Masons Of Yorkshire
- Type: Gin
- Manufacturer: Masons Of Yorkshire
- Distributor: Masons Of Yorkshire
- Origin: North Yorkshire, United Kingdom
- Introduced: 2013
- Alcohol by volume: 42%
- Colour: Clear
- Ingredients: Almond oil, bay, cardamom, coriander, fennel, juniper, lemon peel, lime peel, orange peel, Sichuan pepper
- Variants: See list
- Website: Official website

= Masons Gin =

Company based in North Yorkshire, England

Masons Gin (also known as Masons Of Yorkshire) is a gin based alcoholic drink distilled by the Mason family in North Yorkshire, England. It had a distillery and shop in Aiskew, North Yorkshire, which was moved to a new site in Leeming Bar, after a fire.

==History==
Karl and Cathy Mason created the brand in 2012 and launched their first gin a year later on World Gin Day, 13 June 2013. Originally the business was located in Bedale Hall for the offices with the stills situated in Cambridge. The business expanded and moved into one site at Aiskew which was formerly a mechanics workshop. Known as Yorkshire Dry Gin, the gin is distilled in a traditional dry gin method using a copper alembic still, with all the botanicals (herbs, fruit and spices) present in the still. This process is known as the London Dry Gin method. The company also uses Harrogate Spring Water in its gins.
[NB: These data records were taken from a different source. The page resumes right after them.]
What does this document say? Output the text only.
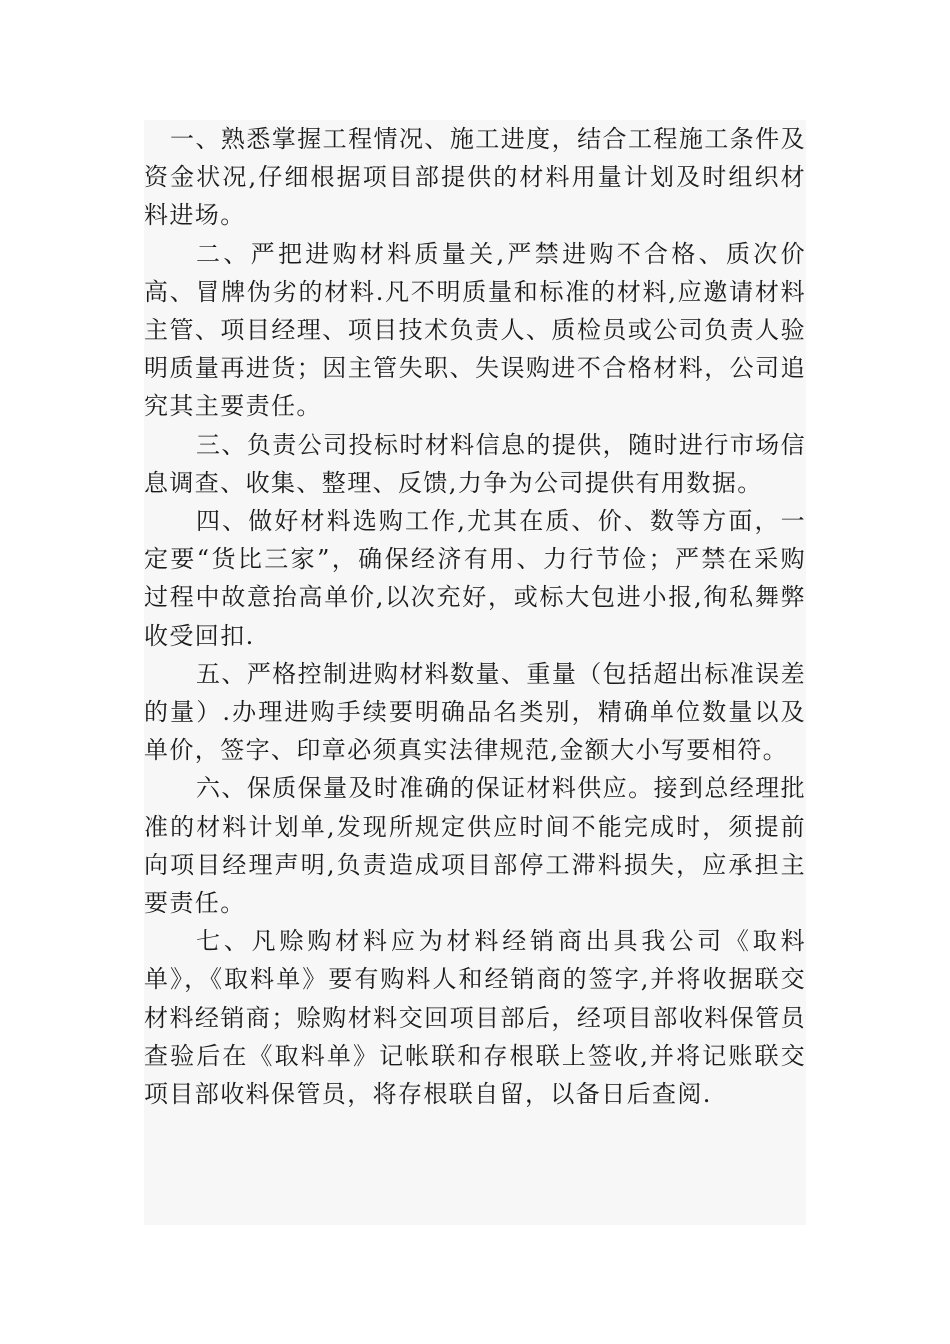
一、熟悉掌握工程情况、施工进度，结合工程施工条件及资金状况,仔细根据项目部提供的材料用量计划及时组织材料进场。

二、严把进购材料质量关,严禁进购不合格、质次价高、冒牌伪劣的材料.凡不明质量和标准的材料,应邀请材料主管、项目经理、项目技术负责人、质检员或公司负责人验明质量再进货；因主管失职、失误购进不合格材料，公司追究其主要责任。

三、负责公司投标时材料信息的提供，随时进行市场信息调查、收集、整理、反馈,力争为公司提供有用数据。

四、做好材料选购工作,尤其在质、价、数等方面，一定要“货比三家”，确保经济有用、力行节俭；严禁在采购过程中故意抬高单价,以次充好，或标大包进小报,徇私舞弊收受回扣.

五、严格控制进购材料数量、重量（包括超出标准误差的量）.办理进购手续要明确品名类别，精确单位数量以及单价，签字、印章必须真实法律规范,金额大小写要相符。

六、保质保量及时准确的保证材料供应。接到总经理批准的材料计划单,发现所规定供应时间不能完成时，须提前向项目经理声明,负责造成项目部停工滞料损失，应承担主要责任。

七、凡赊购材料应为材料经销商出具我公司《取料单》，《取料单》要有购料人和经销商的签字,并将收据联交材料经销商；赊购材料交回项目部后，经项目部收料保管员查验后在《取料单》记帐联和存根联上签收,并将记账联交项目部收料保管员，将存根联自留，以备日后查阅.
Initially they started out with 120 bottles from the first still in 2013. In 2018, the company produced over 250,000 bottles of gin and vodka from its Aiskew distillery and recorded a £3 million turnover.
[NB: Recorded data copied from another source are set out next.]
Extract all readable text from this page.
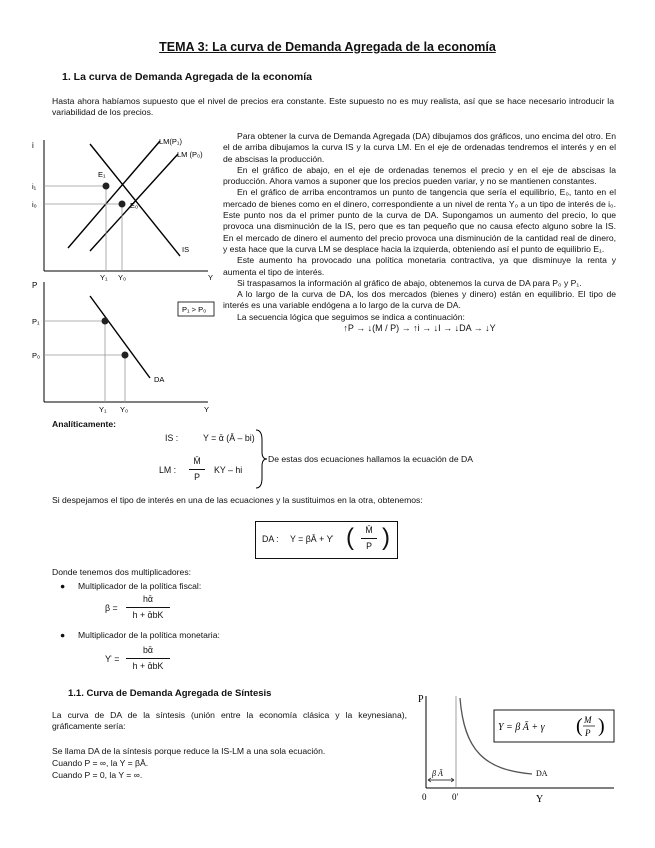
TEMA 3: La curva de Demanda Agregada de la economía
1. La curva de Demanda Agregada de la economía
Hasta ahora habíamos supuesto que el nivel de precios era constante. Este supuesto no es muy realista, así que se hace necesario introducir la variabilidad de los precios.
i
i₁
i₀
LM(P₁)
LM (P₀)
E₁
E₀
IS
Y₁ Y₀	Y
P₁ > P₀
P
P₁
P₀
DA
Y₁ Y₀	Y

Para obtener la curva de Demanda Agregada (DA) dibujamos dos gráficos, uno encima del otro. En el de arriba dibujamos la curva IS y la curva LM. En el eje de ordenadas tendremos el interés y en el de abscisas la producción.

En el gráfico de abajo, en el eje de ordenadas tenemos el precio y en el eje de abscisas la producción. Ahora vamos a suponer que los precios pueden variar, y no se mantienen constantes.

En el gráfico de arriba encontramos un punto de tangencia que sería el equilibrio, E₀, tanto en el mercado de bienes como en el dinero, correspondiente a un nivel de renta Y₀ a un tipo de interés de i₀. Este punto nos da el primer punto de la curva de DA. Supongamos un aumento del precio, lo que provoca una disminución de la IS, pero que es tan pequeño que no causa efecto alguno sobre la IS. En el mercado de dinero el aumento del precio provoca una disminución de la cantidad real de dinero, y esta hace que la curva LM se desplace hacia la izquierda, obteniendo así el punto de equilibrio E₁.

Este aumento ha provocado una política monetaria contractiva, ya que disminuye la renta y aumenta el tipo de interés.

Si traspasamos la información al gráfico de abajo, obtenemos la curva de DA para P₀ y P₁.

A lo largo de la curva de DA, los dos mercados (bienes y dinero) están en equilibrio. El tipo de interés es una variable endógena a lo largo de la curva de DA.

La secuencia lógica que seguimos se indica a continuación:

↑P → ↓(M / P) → ↑i → ↓I → ↓DA → ↓Y

Analíticamente:
IS :	Y = ᾱ (Ā – bi)
LM :
M̄
P
KY – hi
De estas dos ecuaciones hallamos la ecuación de DA
Si despejamos el tipo de interés en una de las ecuaciones y la sustituimos en la otra, obtenemos:
DA : Y = βĀ + ϒ (	M̄
P )
Donde tenemos dos multiplicadores:
● Multiplicador de la política fiscal:
β =
hᾱ
h + ᾱbK
● Multiplicador de la política monetaria:
ϒ =
bᾱ
h + ᾱbK
1.1. Curva de Demanda Agregada de Síntesis
La curva de DA de la síntesis (unión entre la economía clásica y la keynesiana), gráficamente sería:
Se llama DA de la síntesis porque reduce la IS-LM a una sola ecuación.
Cuando P = ∞, la Y = βĀ.
Cuando P = 0, la Y = ∞.
P
Y = β Ā + γ ( M
P )
β Ā	DA
0	0′	Y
On 2 April 2019, one of the gin stills exploded and caused a fire in the distillery. Whilst everyone was evacuated safely and no injuries were reported, the fire caused extensive damage to the distillery. Whilst the directors of the company secured office space in Bedale Hall, their gin products have been bottled at a "food-grade premises" nearby. They confirmed that they were looking for a brand new location rather than returning to the old distillery at Aiskew. A new distillery has been installed at a location on the Leeming Bar industrial estate, and opened on 6 March 2020.
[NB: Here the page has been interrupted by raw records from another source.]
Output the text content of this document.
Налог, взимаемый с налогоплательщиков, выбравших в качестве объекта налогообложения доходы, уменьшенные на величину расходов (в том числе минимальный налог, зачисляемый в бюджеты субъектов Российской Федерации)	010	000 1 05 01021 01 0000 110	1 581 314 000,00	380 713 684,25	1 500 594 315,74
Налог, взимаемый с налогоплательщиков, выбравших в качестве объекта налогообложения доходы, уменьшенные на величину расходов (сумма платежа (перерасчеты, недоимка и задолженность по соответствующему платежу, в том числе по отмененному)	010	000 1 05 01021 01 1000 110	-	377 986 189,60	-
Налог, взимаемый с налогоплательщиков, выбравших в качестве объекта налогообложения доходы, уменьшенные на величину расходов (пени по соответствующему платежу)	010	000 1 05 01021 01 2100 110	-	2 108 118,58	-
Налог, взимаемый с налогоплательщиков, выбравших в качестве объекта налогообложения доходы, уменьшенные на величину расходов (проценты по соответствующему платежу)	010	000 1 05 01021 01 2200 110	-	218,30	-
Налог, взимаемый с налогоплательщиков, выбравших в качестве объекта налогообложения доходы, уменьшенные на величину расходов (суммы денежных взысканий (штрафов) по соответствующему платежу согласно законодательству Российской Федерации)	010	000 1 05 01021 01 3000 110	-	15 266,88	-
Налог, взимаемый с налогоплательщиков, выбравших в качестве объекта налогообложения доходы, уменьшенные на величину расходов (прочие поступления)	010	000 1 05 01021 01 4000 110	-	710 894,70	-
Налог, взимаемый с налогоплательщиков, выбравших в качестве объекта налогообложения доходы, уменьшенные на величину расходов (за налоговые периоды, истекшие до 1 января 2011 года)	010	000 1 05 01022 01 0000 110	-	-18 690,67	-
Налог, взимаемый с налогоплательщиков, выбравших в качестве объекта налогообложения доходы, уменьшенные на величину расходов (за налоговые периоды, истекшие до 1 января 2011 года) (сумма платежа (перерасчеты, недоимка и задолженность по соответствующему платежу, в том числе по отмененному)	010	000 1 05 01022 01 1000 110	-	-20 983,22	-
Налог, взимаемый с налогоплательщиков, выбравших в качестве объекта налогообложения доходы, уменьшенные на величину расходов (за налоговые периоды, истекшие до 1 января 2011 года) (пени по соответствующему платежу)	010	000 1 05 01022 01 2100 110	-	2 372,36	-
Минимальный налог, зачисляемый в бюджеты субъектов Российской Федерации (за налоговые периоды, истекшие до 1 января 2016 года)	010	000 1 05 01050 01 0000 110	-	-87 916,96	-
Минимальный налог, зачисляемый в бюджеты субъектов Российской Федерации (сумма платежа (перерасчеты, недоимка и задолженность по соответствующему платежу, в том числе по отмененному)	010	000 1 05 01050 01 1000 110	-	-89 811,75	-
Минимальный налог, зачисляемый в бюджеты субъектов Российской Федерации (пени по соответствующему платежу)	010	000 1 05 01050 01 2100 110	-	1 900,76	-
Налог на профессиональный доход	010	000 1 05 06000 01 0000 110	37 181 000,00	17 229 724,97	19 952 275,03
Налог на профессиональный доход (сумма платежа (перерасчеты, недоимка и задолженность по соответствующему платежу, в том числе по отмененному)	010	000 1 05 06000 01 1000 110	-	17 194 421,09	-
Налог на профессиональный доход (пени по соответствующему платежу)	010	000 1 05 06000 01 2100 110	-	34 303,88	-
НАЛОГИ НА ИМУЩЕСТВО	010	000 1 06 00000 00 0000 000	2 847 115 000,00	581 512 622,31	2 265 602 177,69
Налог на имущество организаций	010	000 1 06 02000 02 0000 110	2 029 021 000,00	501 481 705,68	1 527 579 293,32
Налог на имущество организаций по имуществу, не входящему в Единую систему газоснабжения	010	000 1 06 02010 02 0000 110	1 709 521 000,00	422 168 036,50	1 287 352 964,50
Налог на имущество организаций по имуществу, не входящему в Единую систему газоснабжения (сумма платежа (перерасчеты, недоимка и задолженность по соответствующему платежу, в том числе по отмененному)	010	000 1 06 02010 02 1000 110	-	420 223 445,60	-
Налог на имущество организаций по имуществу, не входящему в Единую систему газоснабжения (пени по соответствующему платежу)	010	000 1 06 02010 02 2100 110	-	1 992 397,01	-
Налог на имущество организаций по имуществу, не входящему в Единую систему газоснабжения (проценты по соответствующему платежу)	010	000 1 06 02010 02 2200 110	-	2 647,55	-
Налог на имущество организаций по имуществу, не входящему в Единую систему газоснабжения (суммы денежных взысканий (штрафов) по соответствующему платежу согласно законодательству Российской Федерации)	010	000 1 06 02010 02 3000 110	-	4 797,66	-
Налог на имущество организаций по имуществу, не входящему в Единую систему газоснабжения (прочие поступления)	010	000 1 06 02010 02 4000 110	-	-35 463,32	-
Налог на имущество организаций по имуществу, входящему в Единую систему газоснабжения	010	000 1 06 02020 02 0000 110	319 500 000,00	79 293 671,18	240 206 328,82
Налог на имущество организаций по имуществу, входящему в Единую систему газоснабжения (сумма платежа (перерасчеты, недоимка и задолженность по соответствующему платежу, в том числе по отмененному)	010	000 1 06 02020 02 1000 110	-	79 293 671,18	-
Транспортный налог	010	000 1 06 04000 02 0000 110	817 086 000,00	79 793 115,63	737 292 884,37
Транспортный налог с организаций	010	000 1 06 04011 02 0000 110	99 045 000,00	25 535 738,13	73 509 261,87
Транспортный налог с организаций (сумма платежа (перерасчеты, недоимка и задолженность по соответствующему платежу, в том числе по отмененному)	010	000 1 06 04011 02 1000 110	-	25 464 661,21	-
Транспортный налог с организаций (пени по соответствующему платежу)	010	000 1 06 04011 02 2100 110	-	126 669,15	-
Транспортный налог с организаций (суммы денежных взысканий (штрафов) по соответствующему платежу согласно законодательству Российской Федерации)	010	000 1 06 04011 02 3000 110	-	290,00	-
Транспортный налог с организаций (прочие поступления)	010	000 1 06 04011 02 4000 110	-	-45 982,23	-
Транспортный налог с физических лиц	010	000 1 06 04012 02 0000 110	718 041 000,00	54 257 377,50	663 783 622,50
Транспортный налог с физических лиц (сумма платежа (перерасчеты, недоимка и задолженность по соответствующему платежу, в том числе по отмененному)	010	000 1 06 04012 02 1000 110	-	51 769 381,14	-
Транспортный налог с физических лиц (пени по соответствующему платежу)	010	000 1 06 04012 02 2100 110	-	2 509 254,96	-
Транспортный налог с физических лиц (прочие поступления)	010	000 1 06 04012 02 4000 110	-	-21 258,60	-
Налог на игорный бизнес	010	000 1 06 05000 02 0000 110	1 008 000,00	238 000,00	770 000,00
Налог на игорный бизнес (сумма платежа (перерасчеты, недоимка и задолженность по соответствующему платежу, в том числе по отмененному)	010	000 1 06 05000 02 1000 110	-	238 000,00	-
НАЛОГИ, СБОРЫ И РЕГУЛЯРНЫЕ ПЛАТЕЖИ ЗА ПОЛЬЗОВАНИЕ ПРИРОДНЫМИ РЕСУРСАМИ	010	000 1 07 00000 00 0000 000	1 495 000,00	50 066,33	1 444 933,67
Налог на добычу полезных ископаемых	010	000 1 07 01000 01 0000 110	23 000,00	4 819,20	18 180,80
Shortly after moving into their new premises, the COVID-19 pandemic curtailed their operations. However, they, like many other alcohol-based producers, turned to manufacturing hand sanitiser which they donated to RAF Leeming and businesses in their home town of Bedale.

==Products==
===Gins===
- The Original Gin
- English Lavender Gin
- Tea Edition Gin - a gin flavoured with Yorkshire Tea, also known as a G and Tea
- Pear & Pink Peppercorn Gin
- Orange & Lime Leaf Gin
- G12 - only available through one supermarket (so called because it has 12 botanicals in it)
- G12 - Grapefruit & mandarin
- Smouldering Heights - a smoky gin infused with beech-smoked and peat-smoked malt, heather and Sichuan pepper. The gin was largely conceived after the distillery was subject to a fire.
- Phoenix Gin - a limited edition with money from each sale going to the Fire Fighters charity, as a thank you for putting out the fire at their old distillery.

===Discontinued products===
- Apple gin - created as a special edition for the 160th anniversary of The Great Yorkshire Show in 2018. The gin was flavoured with apple blossoms from the Great Yorkshire Showground.
- Barrel Blended gin - a venture using barrels from the nearby Theakston Brewery.
- Yorkshire Vodka
- Slow Distilled Sloe Gin - this gin actually distills the sloe berries, as opposed to the traditional method of infusing them in gin
- Steve's Apple Gin - distilled with apples picked from an orchard in Thornton Watlass

==Awards==
At the 2017 San Francisco World Spirits Competition, Masons were awarded gold for the Original Dry Yorkshire Gin and their Yorkshire Vodka. The Lavender gin won silver and their Tea gin won a bronze award.

By 2018, Masons had won over 50 international awards for their gins, their original blend was voted the best contemporary gin in 2017. The Original and Lavender gins won gold at the World Gin awards in 2018.

In 2019 Masons received several awards at the San Francisco World Spirits Competition. The Lavender Gin won gold, the Original Gin won silver and their Peppered Pear and G12 Botanically Rich Dry Gin took the bronze awards.

At the International Wine and Spirit Competition in 2019, Masons Yorkshire Gin Tea Edition won the Gold Award, one of eight such awards given out to gins from across the world.